Close database connections while processing job output #11745

AlanCoding · 2022-02-15T15:47:47Z

SUMMARY

Replaces #11464

Most of the change here (taken from that prior PR) is to replace the cancel callback method so that it no longer needs to poll the database. Instead, it processes a SIGTERM signal to know when to close.

This closes database connections before we start the ansible-runner process work to consume output from a remote job. During processing, we need to pull from receptor and push to redis. After the job is finished, it will re-connect to the database to update status and trigger other actions.

ISSUE TYPE

New or Enhanced Feature

COMPONENT NAME

API

ADDITIONAL INFORMATION

The challenging part of this is ordering of actions, race conditions, when to close stuff, and that sort of thing. This involved a lot of experimentation.
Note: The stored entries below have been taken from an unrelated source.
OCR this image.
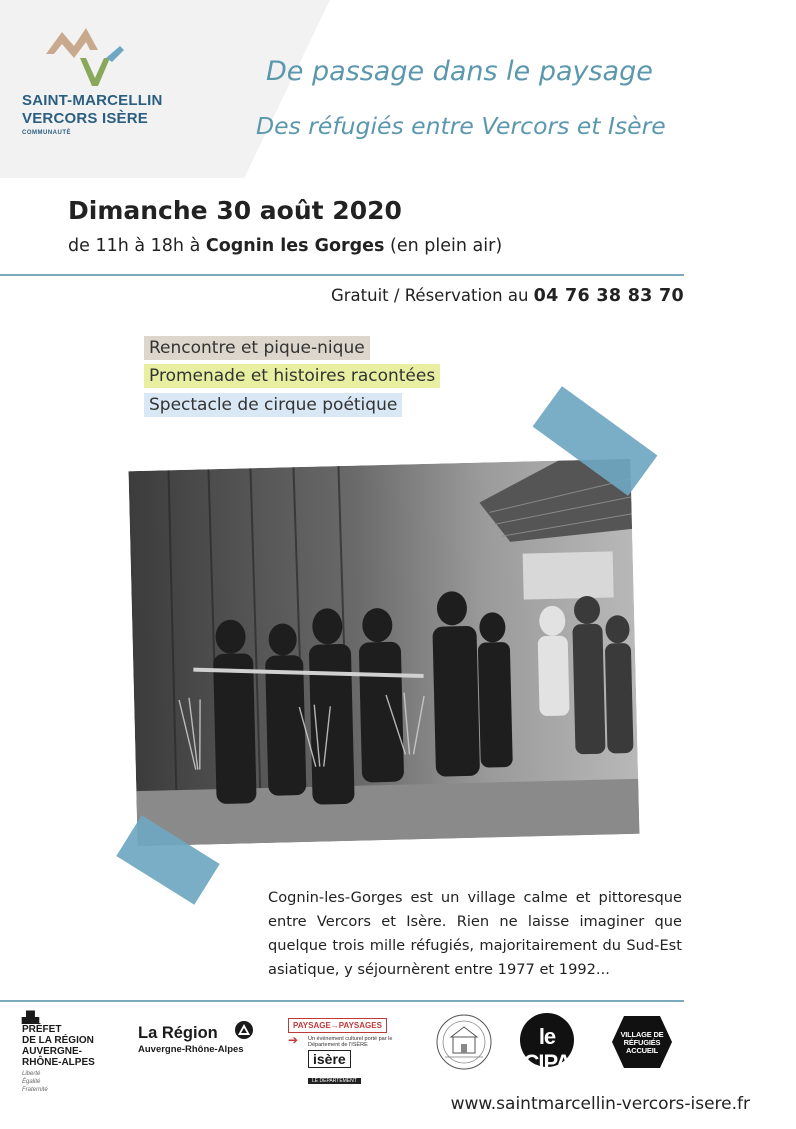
SAINT-MARCELLIN
VERCORS ISÈRE
COMMUNAUTÉ
De passage dans le paysage
Des réfugiés entre Vercors et Isère
Dimanche 30 août 2020
de 11h à 18h à Cognin les Gorges (en plein air)
Gratuit / Réservation au 04 76 38 83 70
Rencontre et pique-nique
Promenade et histoires racontées
Spectacle de cirque poétique
Cognin-les-Gorges est un village calme et pittoresque entre Vercors et Isère. Rien ne laisse imaginer que quelque trois mille réfugiés, majoritairement du Sud-Est asiatique, y séjournèrent entre 1977 et 1992...
▟▙
PRÉFET
DE LA RÉGION
AUVERGNE-
RHÔNE-ALPES
Liberté
Égalité
Fraternité
La Région
Auvergne-Rhône-Alpes
PAYSAGE→PAYSAGES
➔ Un événement culturel porté par le Département de l'ISÈRE
isère
LE DÉPARTEMENT
le CIPA
VILLAGE DE
RÉFUGIÉS
ACCUEIL
www.saintmarcellin-vercors-isere.fr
An important detail is that when you do supervisorctl service restart, it cancels jobs by this mechanism, because supervisor itself sends a SIGTERM signal to the process group.

matburt · 2022-05-03T15:19:07Z

This looks good to me... what's the hold up?

AlanCoding · 2022-06-28T14:59:00Z

Through doing #12435, I've learned more, and I should apply those lessons correctly before reconsidering this.

Really quick runthough:

The signal callback method will only be ran in the main process. This means the code in the awx/main/tasks/receptor.py module.

If you set the callback method to raise an exception, that may or may not be respected depending on what the code is doing. File reads will ignore it, which means that we can't 100% get rid of reads in the processing step. This is something I had already discovered last time I was playing with this. However, the line first_future = concurrent.futures.wait(futures, return_when=concurrent.futures.FIRST_COMPLETED) will properly get a traceback raised from the signal connected method. This is useful information, as we could reduce the thread pool works from 2 to just 1, and we may be able to do this with no polling at all. This is very appealing, and I hope I can return to it.

AlanCoding · 2022-07-06T13:19:54Z

awx/main/tasks/system.py

+            logger.info(f'Job id {unified_job_id} has been deleted, cancel aborted')
+            return
+        time.sleep(1)
+    logger.info(f'{unified_job.log_format} stopped before obtaining a task id, sigterm not needed')


I'm increasingly thinking this method cancel_unified_job shouldn't exist. The race condition it exists to address (which is pending/waiting jobs) shouldn't actually be a problem, as the cancel_flag can be relied on as the signaling methods in the cases that matter.

There are much more narrow race conditions to worry about, like when the job is "running" but has not yet been submitted to receptor. Again, this would be the wrong place to handle that. After we set raise_exception, we should check if the flag has been set, and treat it as a cancel if it has been. By itself, that should be a complete solution to the potential race conditions.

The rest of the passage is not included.